4ª) Os Autores impugnam a decisão de facto proferida sobre os pontos 7, 11, 17, 18, 19 dos factos provados e os pontos 23, 24, 25 e 26 dos factos não provados.
5ª) Da decisão da matéria de facto, a Meritíssima Juiz a quo apreciou erroneamente a matéria de facto constante dos pontos 7, 11, 17, 18, 19, 23, 24, 25 e 26, que devem ser alterados da forma seguinte:
Ponto 7 – Nenhuma prova foi produzida quanto à estipulação de um prazo convencional diferente do estipulado no artigo 5º, n.º 1 do DL n.º 67/2003, de 08.04, pelo que deve o mesmo ser considerado provado nos seguintes termos: O equipamento agrícola em causa de marca ..., Modelo ..., foi vendido ao 1º A. pelo 1º R. R... Unipessoal Lda., no estado de novo, com a garantia de bom funcionamento pelo período de dois anos, nos termos legais, atenta à ausência de estipulação, por acordo, de qualquer outro prazo.
Ponto 11– Nenhuma prova inequívoca foi produzida quanto a tal matéria de facto, pelo que este ponto deve ser dado como não provado;
Ponto 17 – Nenhuma prova inequívoca foi produzida quanto a tal matéria, na parte em que refere “impeditivo de deflagração de qualquer incêndio”, pelo que o mesmo deve ser restringido nos seguintes termos: o trator com matrícula »ZA«, referido em 4) estava equipado com um sistema de corta-corrente.
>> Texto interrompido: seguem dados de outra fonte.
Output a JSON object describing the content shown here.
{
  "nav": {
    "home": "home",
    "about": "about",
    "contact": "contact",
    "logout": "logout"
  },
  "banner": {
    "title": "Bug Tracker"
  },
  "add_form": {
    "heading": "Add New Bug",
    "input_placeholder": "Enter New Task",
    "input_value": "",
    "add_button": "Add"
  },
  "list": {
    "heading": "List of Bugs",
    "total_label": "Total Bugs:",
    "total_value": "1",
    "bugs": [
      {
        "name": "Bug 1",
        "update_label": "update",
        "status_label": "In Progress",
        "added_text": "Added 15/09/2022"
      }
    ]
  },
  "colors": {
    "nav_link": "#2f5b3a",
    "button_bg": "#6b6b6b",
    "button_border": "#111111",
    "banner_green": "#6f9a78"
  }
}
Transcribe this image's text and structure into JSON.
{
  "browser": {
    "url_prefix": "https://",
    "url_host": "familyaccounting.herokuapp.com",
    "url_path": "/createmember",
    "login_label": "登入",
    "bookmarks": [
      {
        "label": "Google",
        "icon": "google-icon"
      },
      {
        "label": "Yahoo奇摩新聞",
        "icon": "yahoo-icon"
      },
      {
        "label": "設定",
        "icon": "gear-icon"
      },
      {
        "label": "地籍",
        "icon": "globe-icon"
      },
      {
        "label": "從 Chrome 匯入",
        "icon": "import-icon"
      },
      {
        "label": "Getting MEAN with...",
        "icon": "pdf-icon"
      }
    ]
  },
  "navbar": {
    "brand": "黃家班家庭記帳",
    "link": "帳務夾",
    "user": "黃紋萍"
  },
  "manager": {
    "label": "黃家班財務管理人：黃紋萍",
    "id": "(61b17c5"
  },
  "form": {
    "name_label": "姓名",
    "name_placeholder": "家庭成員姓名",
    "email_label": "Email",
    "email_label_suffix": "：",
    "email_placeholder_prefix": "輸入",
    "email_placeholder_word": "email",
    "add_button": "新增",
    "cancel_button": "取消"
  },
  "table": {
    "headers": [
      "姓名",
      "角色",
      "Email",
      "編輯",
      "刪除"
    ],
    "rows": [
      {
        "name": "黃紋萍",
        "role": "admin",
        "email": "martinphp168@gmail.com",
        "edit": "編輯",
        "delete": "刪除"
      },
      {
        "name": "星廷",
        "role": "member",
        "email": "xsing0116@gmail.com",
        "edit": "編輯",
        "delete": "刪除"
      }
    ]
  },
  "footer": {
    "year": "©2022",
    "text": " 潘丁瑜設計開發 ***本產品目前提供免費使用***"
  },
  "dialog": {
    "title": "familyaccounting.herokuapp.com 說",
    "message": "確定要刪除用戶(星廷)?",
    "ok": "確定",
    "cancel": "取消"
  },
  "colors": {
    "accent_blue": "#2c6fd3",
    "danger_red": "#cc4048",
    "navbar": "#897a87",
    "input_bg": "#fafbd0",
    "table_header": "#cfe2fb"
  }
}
Ponto 18 – Nenhuma prova inequívoca foi produzida quanto a tal matéria de facto, pelo que este ponto deve ser dado como não provado;
Ponto 19 – Nenhuma prova foi produzida quanto à matéria do facto constante deste ponto, pelo que o mesmo deve ser dado como não provado;
Por outro lado, devem ser dados como provados os seguintes factos:
Ponto 23 - Poucos meses após a venda, o trator de matrícula »ZA« começou a apresentar problemas no sistema elétrico.
Ponto 24 - A deslocação à oficina da ré, no dia 09/03/2021, foi efetuada por motivos de avaria no sistema elétrico, para a ré proceder à sua reparação, ao abrigo do direito de garantia que lhe assistia.
Ponto 25 - A Ré aproveitou para fazer uma revisão ao estado geral do veículo, com substituição de peças de desgaste natural.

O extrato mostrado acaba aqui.